Mohammed, staying with her aunt, and Amedi, married and residing with her husband, live in Moorhead but spend much of their time across the Minnesota border in Fargo.
There they find the familiar in the region’s only mosque, the Islamic Center of Fargo-Moorhead.
Mohammed is teaching Sunday school there, among many worshipers who came to the region as refugees from different parts of the world.
“It’s nice to know I am not alone,” Mohammed says.
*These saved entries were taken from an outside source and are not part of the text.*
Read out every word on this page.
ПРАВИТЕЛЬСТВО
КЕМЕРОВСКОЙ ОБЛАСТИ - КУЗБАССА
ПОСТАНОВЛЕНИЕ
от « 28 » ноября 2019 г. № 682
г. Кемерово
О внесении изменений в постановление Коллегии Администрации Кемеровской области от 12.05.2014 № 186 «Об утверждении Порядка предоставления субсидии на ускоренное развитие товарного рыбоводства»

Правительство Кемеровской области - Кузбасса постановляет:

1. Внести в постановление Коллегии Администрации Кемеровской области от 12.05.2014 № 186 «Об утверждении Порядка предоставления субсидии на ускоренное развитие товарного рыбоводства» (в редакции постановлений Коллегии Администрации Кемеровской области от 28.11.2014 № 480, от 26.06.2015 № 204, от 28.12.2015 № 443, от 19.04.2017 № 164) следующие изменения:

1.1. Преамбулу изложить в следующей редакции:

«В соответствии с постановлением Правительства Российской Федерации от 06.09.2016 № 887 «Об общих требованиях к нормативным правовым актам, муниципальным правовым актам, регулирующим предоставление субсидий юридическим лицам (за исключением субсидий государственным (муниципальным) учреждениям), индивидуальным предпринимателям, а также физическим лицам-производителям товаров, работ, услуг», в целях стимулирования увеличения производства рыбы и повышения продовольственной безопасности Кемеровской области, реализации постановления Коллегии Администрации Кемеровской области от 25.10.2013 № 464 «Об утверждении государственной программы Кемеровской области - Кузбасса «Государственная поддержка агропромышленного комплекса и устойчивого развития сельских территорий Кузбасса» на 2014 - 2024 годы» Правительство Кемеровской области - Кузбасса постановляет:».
Dr. Mohammed Sanaullah is one of the mosque’s trustees. A physician and American citizen living in Fargo who emigrated to America from India 13 years ago, Sanaullah seeks to help refugees like Mohammed reconcile their dedication to faith with their new culture.
Sanaullah, in an interview with The Daily Signal, says of the 4,000 to 5,000 Muslims who attend his mosque, the majority arrived in the region as refugees. He acknowledges some of the local skepticism about new arrivals from overseas, and says the mosque is hosting more interfaith events, so people of other religions can learn about Islam and interact with refugees.
“We have the same problems like any other church or community would have,” Sanaullah says. “The same problems affect our children, like them getting too much into video games, and we worry about maintaining our family values.” He adds:
What we are telling people who attend the mosque is, city leadership is on our side, the police is on our side, and if you work harder, and do what you are doing better, that will reflect on you and your boss will say, ‘Thank God we took in a refugee.’ People will see you for your value and your work and appreciate you for that. You can live the American dream—even in a small town like Fargo, North Dakota.